Mitchell: Veterans Tedeschi and Trucks step up for debut album
Tedeschi Trucks Band: Revelator (Sony)
Susan Tedeschi and Butch Tucks are wife and husband. She has a half dozen albums under her belt and three of those hit No. 1 on the blues charts while Trucks is a celebrated slide guitarist who plies his trade with the Allman Brothers Band where he is considered by many to be the equal of both Duane Allman and Dickey Betts.
Earlier this year Tedeschi and Trucks contributed a song to the big-selling Herbie Hancock tribute album to John Lennon, titled The Imagine Project—not forgetting that Hancock’s previous album won a Grammy for 2007 Album Of The Year as a tribute album to Joni Mitchell titled River: The Joni Letters.
Anyway, after the Hancock sessions hubby and wife met some new musicians who they took on the road as the Soul Stew Revival and this new album, Revelator, comes from that 11-piece band and represents the Tedeschi Trucks Band debut album.
This is a fabulous slice of new gospel-tinged blues with all songs written by the spouses that promises to be one of the best blues albums of this year. The couple are very happy and that comes across on this disc loaded with love (and sometimes lust) songs.
There is not a dud on this terrific album with the gorgeous slow jam of Midnight In Harlem, the serpentine gumbo of Love Has Something Else To Say and the gospel-informed Don’t Let Me Slide.
As mentioned, all dozen tracks here are originals but Tedeschi and Trucks tend toward classic titles such as Bound For Glory (not the Woodie Guthrie song), Come See About Me (not The Supremes song) and Ball And Chain (not the Janis Joplin vehicle).
But these are solid songs and it will be interesting to see how this couple will fit the success of this album in with their other activities.
Danger Mouse & Daniele Luppi: Rome (Parlophone)
This is a one-off collaboration between electronic artist and producer Danger Mouse and noted Italian film composer Daniele Luppi. Apparently this album was a long time in the making with both artists contributing while time would allow for busy careers.
But Rome is more or less a soundtrack album to a movie that has yet to be made, or may never be made. There is plenty of spaghetti western, wet, echoey guitar on Rome, while the collaborative duo were wise to hire high profile singers Norah Jones and Jack White, ex of The White Stripes, to sing these songs and add a little more pizzazz to the sessions.
Most of the musicians here are veteran and even senior citizens of the Italian film genre while most of the tunes are short.
The best song to my ears is the Euro-pop of the Jones sung Problem Queen while the feature tracks as stickered are the string-laden Black (the opening melodies reminded me of Hotel California) and the White sung Two Against One where White seems to channel a little Robert Plant.
I am not a cognoscente of Italian film scores but if you are interested in this semi mock up you will probably find some snippet to enjoy.

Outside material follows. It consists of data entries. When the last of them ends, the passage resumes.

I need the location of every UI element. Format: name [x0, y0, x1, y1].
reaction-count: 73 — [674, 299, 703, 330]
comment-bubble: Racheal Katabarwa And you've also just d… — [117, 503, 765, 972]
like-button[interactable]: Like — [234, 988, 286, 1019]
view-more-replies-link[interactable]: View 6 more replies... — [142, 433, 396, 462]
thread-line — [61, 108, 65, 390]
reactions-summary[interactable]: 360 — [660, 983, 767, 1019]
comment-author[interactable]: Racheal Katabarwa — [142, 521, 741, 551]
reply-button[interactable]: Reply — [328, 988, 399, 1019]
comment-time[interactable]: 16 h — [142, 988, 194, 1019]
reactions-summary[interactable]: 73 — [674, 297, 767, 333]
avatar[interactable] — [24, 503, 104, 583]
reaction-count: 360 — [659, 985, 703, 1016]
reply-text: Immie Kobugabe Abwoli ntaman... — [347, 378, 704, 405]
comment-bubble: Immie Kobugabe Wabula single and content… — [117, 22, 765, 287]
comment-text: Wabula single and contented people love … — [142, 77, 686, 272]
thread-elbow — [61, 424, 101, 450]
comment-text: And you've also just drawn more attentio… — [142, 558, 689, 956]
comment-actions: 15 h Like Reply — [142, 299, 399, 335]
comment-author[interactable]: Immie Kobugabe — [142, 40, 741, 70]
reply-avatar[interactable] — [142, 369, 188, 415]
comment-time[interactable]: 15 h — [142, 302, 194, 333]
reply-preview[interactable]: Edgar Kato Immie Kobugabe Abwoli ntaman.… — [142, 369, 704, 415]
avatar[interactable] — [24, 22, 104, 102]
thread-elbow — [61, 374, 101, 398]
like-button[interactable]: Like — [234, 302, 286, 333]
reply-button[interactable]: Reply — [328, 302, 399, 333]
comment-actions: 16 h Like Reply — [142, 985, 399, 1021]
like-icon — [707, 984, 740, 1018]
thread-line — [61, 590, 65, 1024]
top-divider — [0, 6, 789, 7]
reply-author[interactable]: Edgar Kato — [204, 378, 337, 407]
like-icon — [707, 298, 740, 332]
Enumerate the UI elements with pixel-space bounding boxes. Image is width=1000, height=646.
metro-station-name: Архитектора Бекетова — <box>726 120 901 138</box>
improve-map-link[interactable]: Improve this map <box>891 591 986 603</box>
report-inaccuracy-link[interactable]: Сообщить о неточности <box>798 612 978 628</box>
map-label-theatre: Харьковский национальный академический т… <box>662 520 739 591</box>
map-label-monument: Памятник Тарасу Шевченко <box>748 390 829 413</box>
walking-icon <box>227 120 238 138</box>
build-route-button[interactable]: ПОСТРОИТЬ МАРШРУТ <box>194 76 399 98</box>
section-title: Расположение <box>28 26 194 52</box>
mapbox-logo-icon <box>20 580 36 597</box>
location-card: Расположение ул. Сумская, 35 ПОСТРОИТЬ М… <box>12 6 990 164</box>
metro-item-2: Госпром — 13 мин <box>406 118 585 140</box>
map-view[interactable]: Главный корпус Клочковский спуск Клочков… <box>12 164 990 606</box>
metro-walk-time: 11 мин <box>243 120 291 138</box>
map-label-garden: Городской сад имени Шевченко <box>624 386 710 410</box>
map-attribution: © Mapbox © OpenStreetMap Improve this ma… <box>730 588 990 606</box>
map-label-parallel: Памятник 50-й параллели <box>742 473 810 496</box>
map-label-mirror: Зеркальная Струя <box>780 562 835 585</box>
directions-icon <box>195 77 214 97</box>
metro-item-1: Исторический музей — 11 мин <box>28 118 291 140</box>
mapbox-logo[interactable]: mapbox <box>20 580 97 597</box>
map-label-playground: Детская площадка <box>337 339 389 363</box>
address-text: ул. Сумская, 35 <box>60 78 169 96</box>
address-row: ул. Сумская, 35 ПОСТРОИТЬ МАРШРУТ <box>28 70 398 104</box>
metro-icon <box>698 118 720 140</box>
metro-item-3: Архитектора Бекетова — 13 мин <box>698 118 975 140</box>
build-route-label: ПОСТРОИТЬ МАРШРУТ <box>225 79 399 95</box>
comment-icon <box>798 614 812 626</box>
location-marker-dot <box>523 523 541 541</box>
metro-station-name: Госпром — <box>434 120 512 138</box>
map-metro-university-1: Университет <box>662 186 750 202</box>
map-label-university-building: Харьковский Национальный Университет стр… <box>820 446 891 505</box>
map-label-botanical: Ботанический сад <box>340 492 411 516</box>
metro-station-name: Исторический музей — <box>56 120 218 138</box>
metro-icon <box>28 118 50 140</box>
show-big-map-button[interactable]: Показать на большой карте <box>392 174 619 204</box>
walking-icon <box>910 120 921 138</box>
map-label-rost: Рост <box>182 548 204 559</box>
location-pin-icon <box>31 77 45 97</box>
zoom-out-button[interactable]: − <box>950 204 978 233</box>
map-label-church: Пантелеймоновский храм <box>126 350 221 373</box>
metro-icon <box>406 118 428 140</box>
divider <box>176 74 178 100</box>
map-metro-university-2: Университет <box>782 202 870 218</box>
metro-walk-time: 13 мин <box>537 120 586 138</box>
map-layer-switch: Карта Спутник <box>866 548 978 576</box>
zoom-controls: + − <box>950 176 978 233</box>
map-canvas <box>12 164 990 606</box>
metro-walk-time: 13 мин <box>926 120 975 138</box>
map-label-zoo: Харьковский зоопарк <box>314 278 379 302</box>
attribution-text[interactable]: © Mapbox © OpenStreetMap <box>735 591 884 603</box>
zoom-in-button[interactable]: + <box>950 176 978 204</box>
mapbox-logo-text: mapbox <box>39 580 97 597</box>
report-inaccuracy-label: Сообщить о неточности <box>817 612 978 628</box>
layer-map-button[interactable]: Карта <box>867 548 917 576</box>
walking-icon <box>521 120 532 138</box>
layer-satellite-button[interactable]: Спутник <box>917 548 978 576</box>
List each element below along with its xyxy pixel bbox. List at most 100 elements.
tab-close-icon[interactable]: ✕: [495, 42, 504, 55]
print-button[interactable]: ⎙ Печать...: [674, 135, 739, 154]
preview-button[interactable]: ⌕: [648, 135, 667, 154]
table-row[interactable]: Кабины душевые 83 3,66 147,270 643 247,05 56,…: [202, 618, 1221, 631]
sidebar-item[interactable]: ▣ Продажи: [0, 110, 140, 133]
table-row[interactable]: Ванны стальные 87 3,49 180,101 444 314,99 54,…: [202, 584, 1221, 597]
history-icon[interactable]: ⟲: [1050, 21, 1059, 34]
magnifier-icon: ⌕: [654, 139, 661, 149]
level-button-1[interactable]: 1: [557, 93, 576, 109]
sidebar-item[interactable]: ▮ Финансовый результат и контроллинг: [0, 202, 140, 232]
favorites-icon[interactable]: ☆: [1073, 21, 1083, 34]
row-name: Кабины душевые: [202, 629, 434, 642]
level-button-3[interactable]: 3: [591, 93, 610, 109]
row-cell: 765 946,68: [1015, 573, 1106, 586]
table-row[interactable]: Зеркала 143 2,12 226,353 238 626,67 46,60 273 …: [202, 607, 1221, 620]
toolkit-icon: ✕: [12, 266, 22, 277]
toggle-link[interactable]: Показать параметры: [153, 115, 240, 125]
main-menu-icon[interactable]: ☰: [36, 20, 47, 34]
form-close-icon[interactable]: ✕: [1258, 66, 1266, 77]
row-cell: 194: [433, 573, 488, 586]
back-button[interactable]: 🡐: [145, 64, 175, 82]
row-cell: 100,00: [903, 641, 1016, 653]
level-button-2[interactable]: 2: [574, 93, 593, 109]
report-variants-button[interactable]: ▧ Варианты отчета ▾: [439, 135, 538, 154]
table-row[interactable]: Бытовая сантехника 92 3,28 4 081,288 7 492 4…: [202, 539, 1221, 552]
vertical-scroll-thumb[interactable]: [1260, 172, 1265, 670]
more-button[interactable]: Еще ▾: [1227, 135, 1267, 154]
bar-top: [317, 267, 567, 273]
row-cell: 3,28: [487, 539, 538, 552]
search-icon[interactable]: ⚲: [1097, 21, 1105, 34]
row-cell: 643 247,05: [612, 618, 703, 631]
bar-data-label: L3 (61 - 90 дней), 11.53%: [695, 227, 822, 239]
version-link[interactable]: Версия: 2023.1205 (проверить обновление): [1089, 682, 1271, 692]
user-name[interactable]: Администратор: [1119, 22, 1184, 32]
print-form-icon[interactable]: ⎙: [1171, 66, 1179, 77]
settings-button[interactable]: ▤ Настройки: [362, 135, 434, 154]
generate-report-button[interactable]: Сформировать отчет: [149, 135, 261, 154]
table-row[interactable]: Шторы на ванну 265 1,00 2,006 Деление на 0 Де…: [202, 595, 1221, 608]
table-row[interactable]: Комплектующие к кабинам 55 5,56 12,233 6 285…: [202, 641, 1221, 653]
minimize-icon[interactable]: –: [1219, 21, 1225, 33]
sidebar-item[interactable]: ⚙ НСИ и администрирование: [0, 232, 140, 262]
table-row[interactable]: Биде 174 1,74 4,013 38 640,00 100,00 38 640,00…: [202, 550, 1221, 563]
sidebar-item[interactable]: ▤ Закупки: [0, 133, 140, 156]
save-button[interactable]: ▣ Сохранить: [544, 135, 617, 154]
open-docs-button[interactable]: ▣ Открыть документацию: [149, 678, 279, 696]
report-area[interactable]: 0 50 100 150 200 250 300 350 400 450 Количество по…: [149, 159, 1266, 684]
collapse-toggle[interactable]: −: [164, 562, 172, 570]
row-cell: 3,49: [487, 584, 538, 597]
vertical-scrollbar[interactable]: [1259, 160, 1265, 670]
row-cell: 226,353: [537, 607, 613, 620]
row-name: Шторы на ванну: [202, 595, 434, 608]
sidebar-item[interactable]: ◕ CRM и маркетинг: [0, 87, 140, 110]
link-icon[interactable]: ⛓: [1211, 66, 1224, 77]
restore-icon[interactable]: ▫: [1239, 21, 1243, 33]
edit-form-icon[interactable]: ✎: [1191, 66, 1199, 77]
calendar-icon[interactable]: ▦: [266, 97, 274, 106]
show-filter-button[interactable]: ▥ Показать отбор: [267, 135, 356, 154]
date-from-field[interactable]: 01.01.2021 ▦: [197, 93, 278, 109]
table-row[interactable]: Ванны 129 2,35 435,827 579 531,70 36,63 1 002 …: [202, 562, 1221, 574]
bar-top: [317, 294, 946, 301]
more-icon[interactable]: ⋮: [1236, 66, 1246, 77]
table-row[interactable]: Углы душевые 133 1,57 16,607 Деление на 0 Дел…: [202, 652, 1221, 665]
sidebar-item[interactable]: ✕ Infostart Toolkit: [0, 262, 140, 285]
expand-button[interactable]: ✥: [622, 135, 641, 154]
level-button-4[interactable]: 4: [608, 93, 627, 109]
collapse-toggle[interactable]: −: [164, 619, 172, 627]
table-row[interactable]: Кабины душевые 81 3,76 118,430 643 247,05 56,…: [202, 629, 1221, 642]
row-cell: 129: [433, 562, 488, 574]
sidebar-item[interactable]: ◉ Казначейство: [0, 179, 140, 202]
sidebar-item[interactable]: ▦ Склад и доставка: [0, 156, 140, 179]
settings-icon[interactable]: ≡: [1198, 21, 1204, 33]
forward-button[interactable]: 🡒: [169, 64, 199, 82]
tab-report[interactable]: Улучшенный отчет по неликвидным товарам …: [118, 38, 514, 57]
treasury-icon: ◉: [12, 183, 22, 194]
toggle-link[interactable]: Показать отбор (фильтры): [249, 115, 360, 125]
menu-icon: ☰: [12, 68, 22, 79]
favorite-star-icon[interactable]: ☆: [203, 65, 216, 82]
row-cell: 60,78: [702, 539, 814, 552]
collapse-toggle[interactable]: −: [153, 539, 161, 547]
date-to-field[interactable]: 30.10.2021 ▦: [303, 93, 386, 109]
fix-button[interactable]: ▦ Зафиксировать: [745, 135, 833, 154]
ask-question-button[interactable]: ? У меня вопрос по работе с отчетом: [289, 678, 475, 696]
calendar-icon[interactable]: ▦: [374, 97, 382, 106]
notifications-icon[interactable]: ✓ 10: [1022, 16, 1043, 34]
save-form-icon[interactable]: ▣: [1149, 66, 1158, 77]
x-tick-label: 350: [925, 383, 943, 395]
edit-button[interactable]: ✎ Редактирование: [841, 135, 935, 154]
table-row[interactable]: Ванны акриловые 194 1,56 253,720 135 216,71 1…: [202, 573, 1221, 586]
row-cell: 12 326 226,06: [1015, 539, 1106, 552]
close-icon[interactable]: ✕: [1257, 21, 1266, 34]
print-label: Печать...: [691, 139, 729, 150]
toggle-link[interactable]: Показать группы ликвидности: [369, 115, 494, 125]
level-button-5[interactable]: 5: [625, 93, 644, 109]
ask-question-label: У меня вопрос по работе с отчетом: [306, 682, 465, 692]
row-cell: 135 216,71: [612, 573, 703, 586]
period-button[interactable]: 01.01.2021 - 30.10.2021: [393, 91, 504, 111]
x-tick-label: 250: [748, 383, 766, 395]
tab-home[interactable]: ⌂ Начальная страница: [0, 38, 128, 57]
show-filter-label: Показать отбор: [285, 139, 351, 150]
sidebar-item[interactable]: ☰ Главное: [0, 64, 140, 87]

Jackie Evancho: Dream With Me (Columbia)
This album is sort of freakish for the massive talent of its 11-year-old singer Jackie Evancho. She actually looks younger than a young girl in double digit years and she did in fact wow the audiences and judges of America’s Got Talent a few years ago when she was only nine.
Evancho is decidedly a phenom with oodles of talent but you are just left scratching your head about how this huge voice can be coming out of such an unfledged, doll-like body.
Last year Evancho released a short, four-song Xmas album that came with an equally short DVD of her America’s Got Talent performances and it sold at No.2 in the USA. This full length album, I bet, will generate a ton of interest where Evancho seems equally adept at operatic arias, pop songs and show tunes.
The best of these are the two Puccini arias Nessun Dorma and O Mio Babbino Caro, along with a take of Sarah McLachlan’s pop ballad Angel and the show tune When You Wish Upon A Star.
Evancho even holds her own and more with Barbra Streisand on the West Side Story evergreen Somewhere (where the 60+ years in age difference makes the usual boy/girl duet seem do-able) and with Susan Boyle on the David Foster-penned and produced A Mother’s Prayer.
But my fave track here is the exotic, oriental-sounding Lovers as written by Shigeru Umebayashi that has some ambient electro leanings.
Again, Jackie Evancho seems freakishly accomplished from someone who almost looks like a toddler, yet I predict huge crossover success.
Ozzy Osbourne: Diary Of A Madman
I mentioned last week that the early Ozzy album, Blizzard Of Ozz, had been released as an expanded ‘legacy’ re-issue.
Well Ozzy’s second album has also been given the upgrade treatment but fans will be champing at the bit even more for this two-CD set.
Again, the original tapes were used for a brilliant remastering and restoration but the second disc here is a superb live concert that culminates in the Black Sabbath signature song Paranoid as well as the three hits off Diary Of A Madman with Over The Mountain, Flying High Again and You Can’t Kill Rock And Roll.
The 11-track concert material here makes this a must own for the big Ozzy fan.